Francisco schreibt einen Brief, den ich im Fall seines Todes seiner Mutter überbringen soll, weil er glaubt, dass er nicht durch die Zensur käme, wenn er ihn mit der Feldpost schicken würde.
Geliebte Mutter,
diesen Brief erhältst Du aus den Händen von Carlo Guercio, einem guten Freund und alten Kameraden von mir, der mit mir durch das Tor zur Hölle gegangen ist.
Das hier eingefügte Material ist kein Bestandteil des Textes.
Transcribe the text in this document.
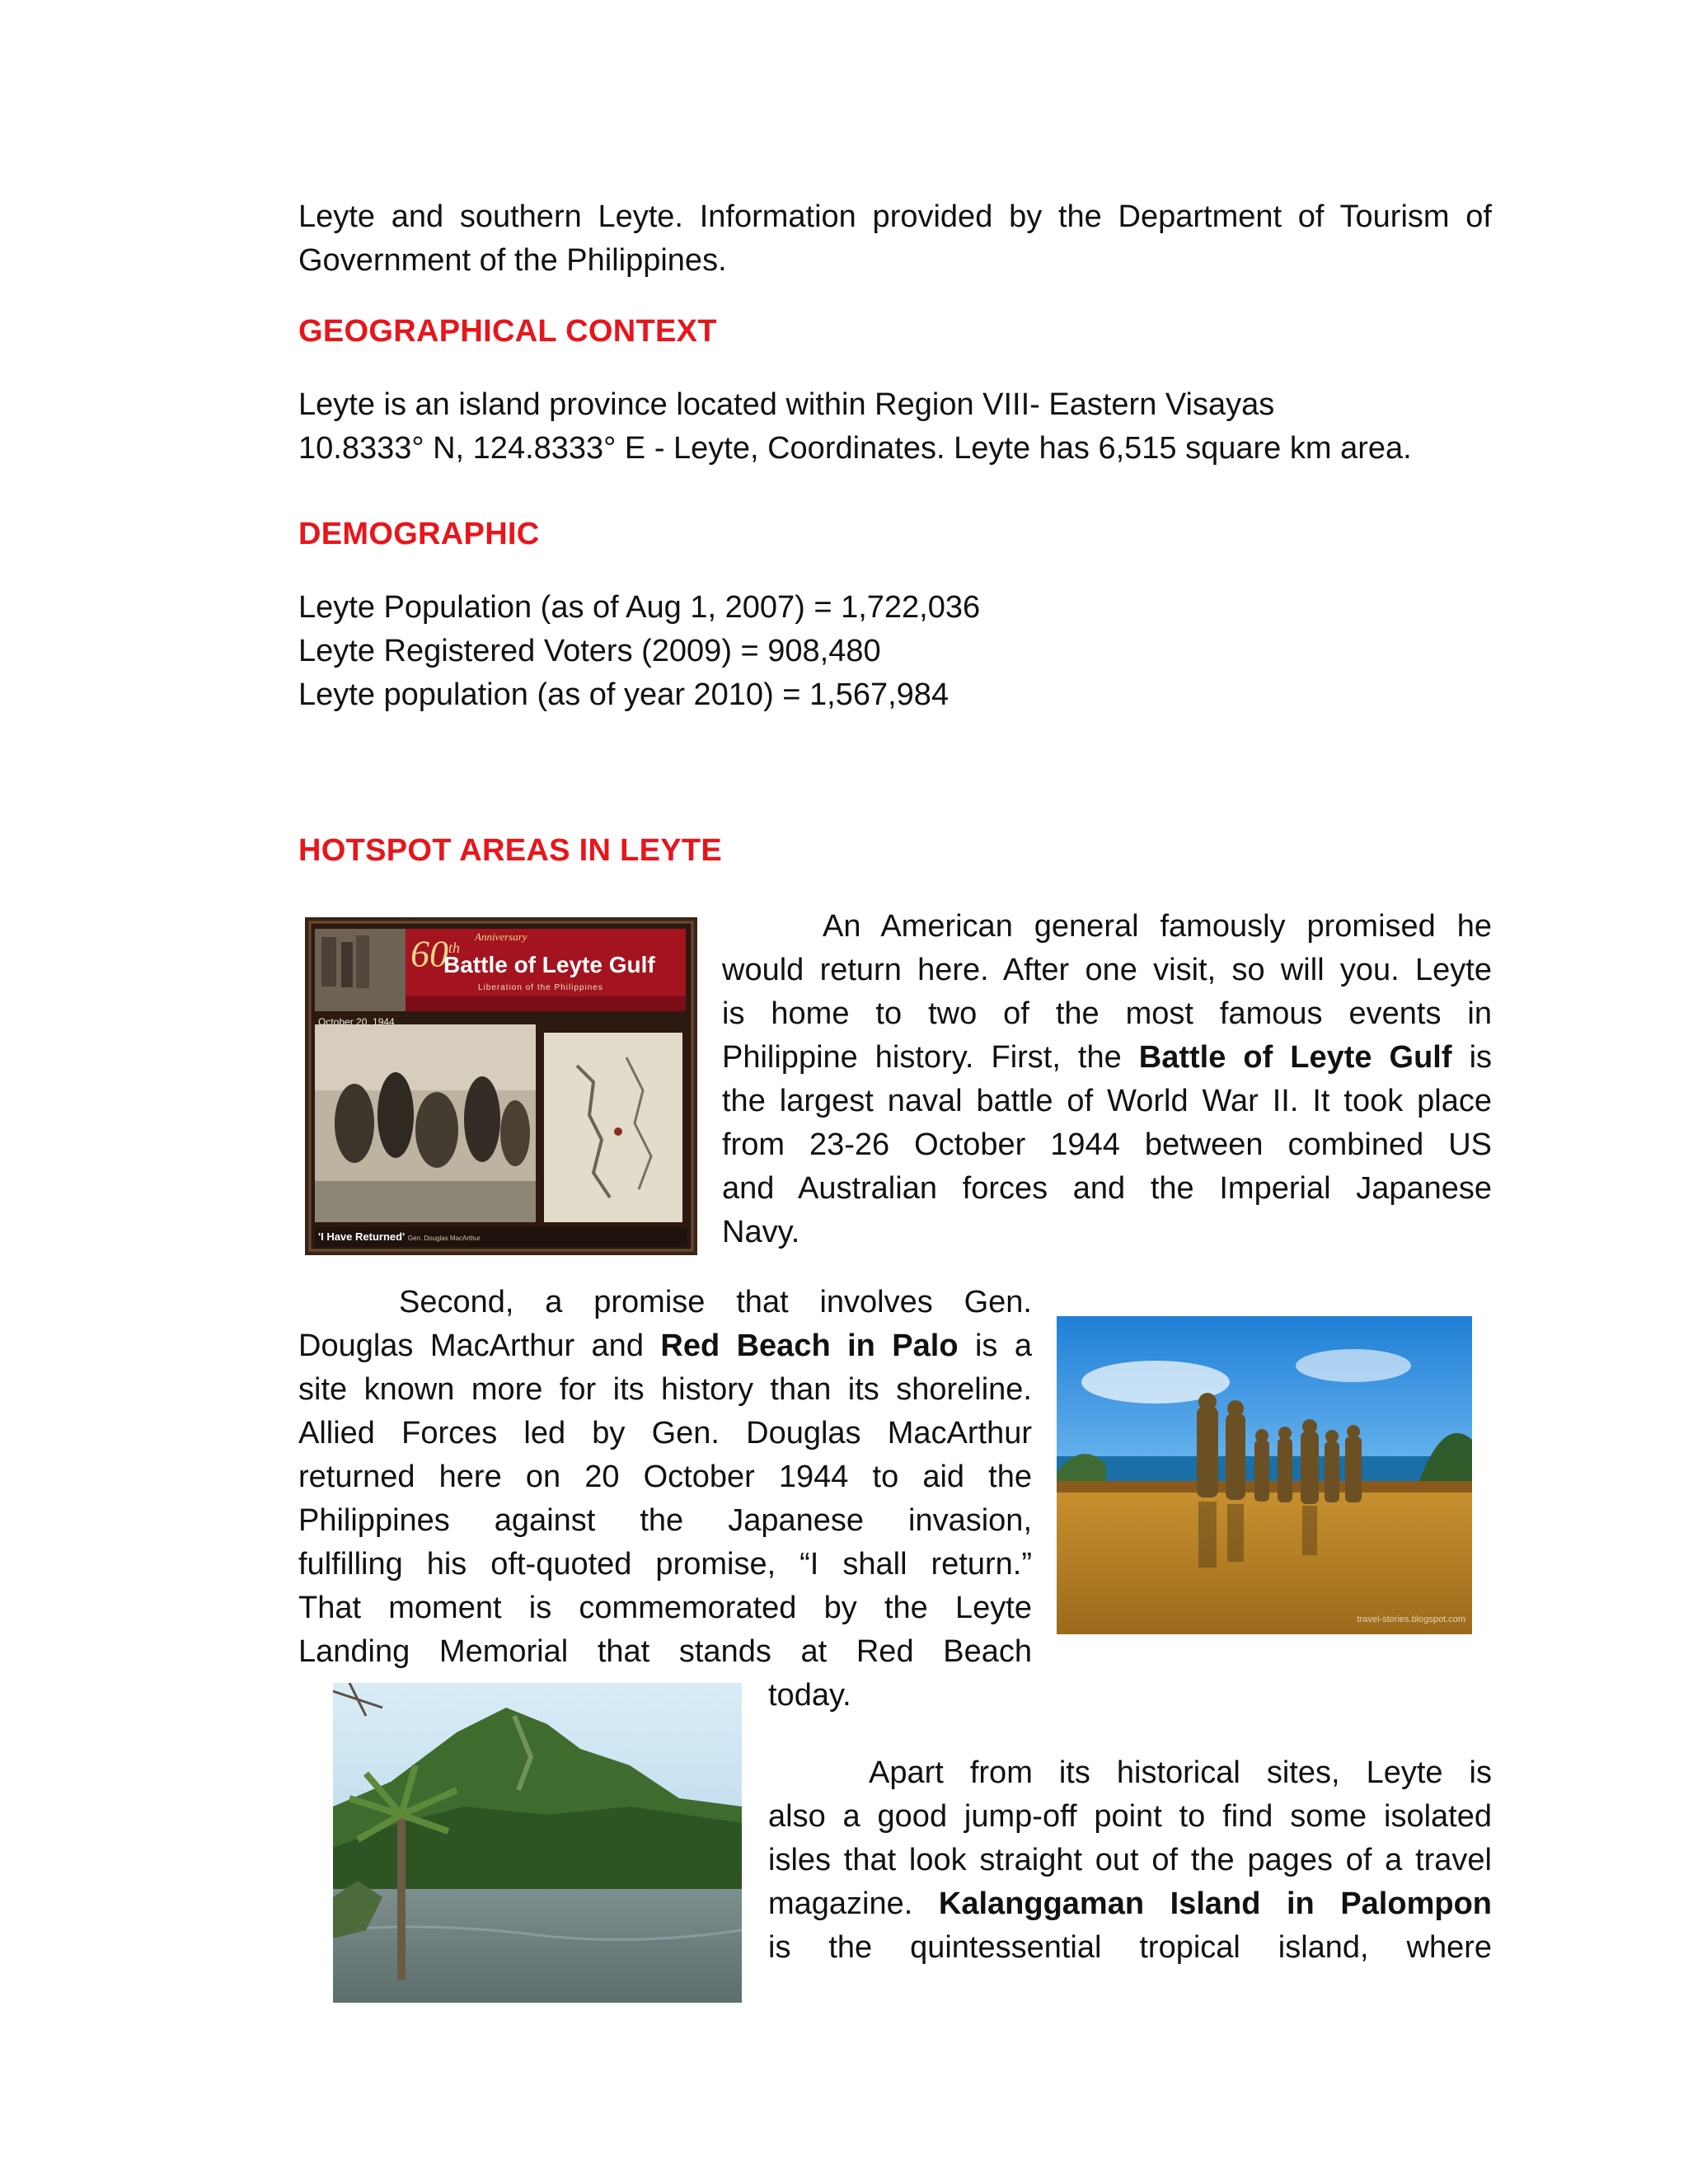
Leyte and southern Leyte. Information provided by the Department of Tourism of
Government of the Philippines.
GEOGRAPHICAL CONTEXT
Leyte is an island province located within Region VIII- Eastern Visayas
10.8333° N, 124.8333° E - Leyte, Coordinates. Leyte has 6,515 square km area.
DEMOGRAPHIC
Leyte Population (as of Aug 1, 2007) = 1,722,036
Leyte Registered Voters (2009) = 908,480
Leyte population (as of year 2010) = 1,567,984
HOTSPOT AREAS IN LEYTE
60th
Anniversary
Battle of Leyte Gulf
Liberation of the Philippines
October 20, 1944
'I Have Returned' Gen. Douglas MacArthur
An American general famously promised he
would return here. After one visit, so will you. Leyte
is home to two of the most famous events in
Philippine history. First, the Battle of Leyte Gulf is
the largest naval battle of World War II. It took place
from 23-26 October 1944 between combined US
and Australian forces and the Imperial Japanese
Navy.
Second, a promise that involves Gen.
Douglas MacArthur and Red Beach in Palo is a
site known more for its history than its shoreline.
Allied Forces led by Gen. Douglas MacArthur
returned here on 20 October 1944 to aid the
Philippines against the Japanese invasion,
fulfilling his oft-quoted promise, “I shall return.”
That moment is commemorated by the Leyte
Landing Memorial that stands at Red Beach
today.
travel-stories.blogspot.com
Apart from its historical sites, Leyte is
also a good jump-off point to find some isolated
isles that look straight out of the pages of a travel
magazine. Kalanggaman Island in Palompon
is the quintessential tropical island, where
Erschrick nicht vor seiner großen Gestalt, denn er ist ein guter und gütiger Mann. Seine Witze haben mich in harten Zeiten immer zum Lachen gebracht, seine Hand hat mir Halt gegeben, wenn ich Angst hatte, und seine Arme haben mich getragen, wenn ich erschöpft war. Ich möchte, dass Du ihn als Deinen eigenen Sohn betrachtest, damit Du nicht alles verloren hast. Er ist loyal und zuverlässig, es gibt keinen besseren Menschen, und er wird Dir ein besserer Sohn sein, als ich es war.
Liebe Mutter, ich bin unschuldig in diesen Krieg gezogen, und ich verabschiede mich von ihm so voller Überdruss, dass mir der Tod willkommen ist. Hiernach kann es kein erwähnenswertes Leben mehr geben. Ich habe mit der Zeit begriffen, dass Gott aus dieser Welt keinen Garten gemacht hat, dass sie nicht in der Obhut von Engeln ist und dass das Fleisch sich verleugnen lässt. Mir ist, als wäre ich schon seit Monaten tot, nur meine Seele braucht noch eine Weile für ihren Abgang. Ich küsse Dich und alle meine lieben Schwestern, und ich liebe Dich über alles. Sag meiner Frau, dass ich immer an sie denke und sie wie eine ständige Flamme in meinem Herzen bewahre. Sei nicht traurig.
Francisco
Oh, was ich Franciscos Mutter an jenem trüben Apriltag alles nicht erzähle, als ich den Brief überbringe.